The remainder of this paper is organized as follows. In
Section 2, we describe the representation of polarimetric HRRP and introduce our proposed method, ITAViT.
Section 3 describes the experimental data and presents the experimental results as well as comparisons with other methods.
Section 4 analyzes the roles of the three components of the network separately. Finally,
Section 5 concludes the paper.
5. Conclusions
In this study, we propose an ITAViT model: a novel approach for polarimetric HRRP target recognition, leveraging the ViT enhanced by polarimetric preprocessing and a specifically designed attention loss. We implement various manual polarimetric feature extractions and also derive the back-propagation process for attention loss. Through extensive testing on a dataset of simulated X-band signatures of civilian vehicles, our method demonstrates overall superior performance compared to other approaches used for HRRP target recognition, achieving the highest recognition rates when considering both SOC and EOC conditions. We also conduct ablation experiments to test the effects of polarimetric preprocessing and attention loss separately. The results indicate that the combination of magnitude and coherent features achieves better recognition rates compared to other methods utilizing polarimetric information, and the PPL further enhances performance by extracting additional polarimetric features. The use of attention loss improves recognition rates under SOC, EOC, and simulated ground clutter environments by guiding the network to focus on the strong scattering points of the target, enhancing the model’s generalization performance, robustness to noisy environments, and interpretability.

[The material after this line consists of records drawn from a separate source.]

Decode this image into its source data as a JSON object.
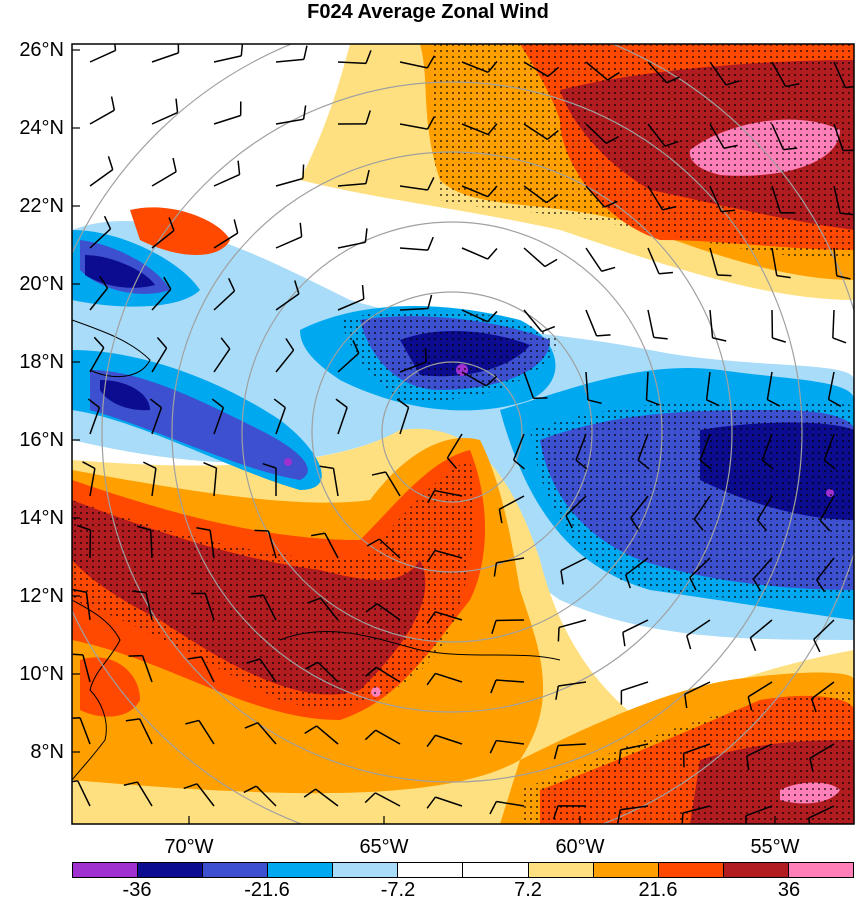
{
  "title": "F024 Average Zonal Wind",
  "latitude_labels": [
    "26°N",
    "24°N",
    "22°N",
    "20°N",
    "18°N",
    "16°N",
    "14°N",
    "12°N",
    "10°N",
    "8°N"
  ],
  "longitude_labels": [
    "70°W",
    "65°W",
    "60°W",
    "55°W"
  ],
  "colorbar": {
    "colors": [
      "#a030d0",
      "#0c0c90",
      "#3c50d0",
      "#00a8f0",
      "#a8dcf8",
      "#ffffff",
      "#ffffff",
      "#ffe080",
      "#ffa000",
      "#ff4800",
      "#b01c20",
      "#ff80b8"
    ],
    "labels": [
      "-36",
      "-21.6",
      "-7.2",
      "7.2",
      "21.6",
      "36"
    ]
  },
  "map": {
    "lon_range": [
      -73,
      -53
    ],
    "lat_range": [
      6.5,
      26
    ],
    "storm_center": {
      "lon": -62.3,
      "lat": 16.0
    },
    "range_ring_color": "#a0a0a0",
    "barb_color": "#000000"
  }
}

Although our approach marks a significant achievement, we recognize its limitations. First, in some radar data, the weak scattering points of a target may also carry important information, such as the target’s shape and size. Our method with attention loss might lose some of this information. To address this limitation, we plan to explore additional mechanisms in future work that can balance the attention given to both strong and weak radar signals. For instance, we consider developing a weighted attention loss or an adaptive approach that better captures the full spectrum of radar data. Besides, given the absence of actual polarimetric HRRP datasets, our experiments are limited to simulated data with added noise and clutter for testing. Future work will involve acquiring real polarimetric HRRP datasets to evaluate the network’s performance in practical scenarios. Finally, the attention loss shows promising results for HRRP data but may not be directly transferred into image domain applications due to its tailored design for HRRP. Future work will focus on exploring the potential of attention loss.